Memphis’ first comprehensive plan in 1924 called for an improved riverfront, and it was just the first of more than two dozen plans with that recommendation. Just since the beginning of the 21st century, there have been at least three recommendations for a redesign of Tom Lee Park, including one in 2013 by urban planner Jeff Speck, who wrote: “A number of plans have been made for beautifying Tom Lee Park, with the main strategy of using copses of trees and shrubs to divide the 4000-foot-long park into a series of ‘rooms.’ People complain that all of these plans have been rejected by Memphis in May as conflicting with its needs. ... Conversations with Memphis in May suggest that such a reconfiguration of the park is not at all in conflict with its needs, but that prior design efforts have not included the organization as an active participant.”

That’s why we have worked to involve Memphis in May from the first days of the design process, and why we have given special attention and spent a significant amount of money to make sure the festival’s needs are not just met but exceeded.  As a result, Memphis in May will now have a place for its events that no other festival in the country can match.

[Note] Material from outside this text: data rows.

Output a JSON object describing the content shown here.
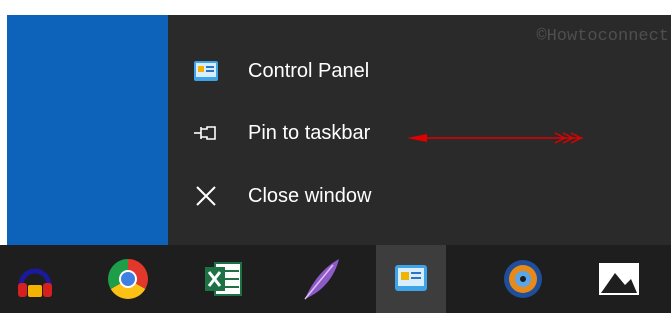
{
  "watermark": "©Howtoconnect",
  "jumplist": {
    "items": [
      {
        "label": "Control Panel",
        "icon": "control-panel-icon"
      },
      {
        "label": "Pin to taskbar",
        "icon": "pin-icon"
      },
      {
        "label": "Close window",
        "icon": "close-icon"
      }
    ]
  },
  "annotation": {
    "arrow_color": "#e00000"
  },
  "taskbar": {
    "apps": [
      {
        "name": "headphones-app-icon"
      },
      {
        "name": "chrome-icon"
      },
      {
        "name": "excel-icon"
      },
      {
        "name": "feather-app-icon"
      },
      {
        "name": "control-panel-icon",
        "active": true
      },
      {
        "name": "media-player-icon"
      },
      {
        "name": "photos-icon"
      }
    ]
  },
  "colors": {
    "desktop": "#0d63ba",
    "jumplist_bg": "#2a2a2a",
    "taskbar_bg": "#1e1e1e",
    "active_button": "#3d3d3d"
  }
}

In the end, we are building more than a new park, even a wildly impressive one. This is a vote of confidence for Memphis’ future and for all Memphians. This is a vote for a city where all of us, regardless of who we are and where we live, have a well-designed public place where we can come together and strengthen our special sense of community. This is the power of the Memphis riverfront and why so many Memphians are excited about realizing Memphis’ long-held dreams for one of the country’s great waterfronts. This park will represent to the world the potential of Memphis as a community that embraces its past but is not defined by it. 

With a renewed Tom Lee Park, we send a message about today’s momentum and making sure every Memphian has an opportunity to share in this progress. There’s no investment that we can make in our future that is more sustainable and says more about Memphis in its bicentennial than this bold new riverfront. It becomes the symbol for our commitment to equity, an inclusive economy and a shared future.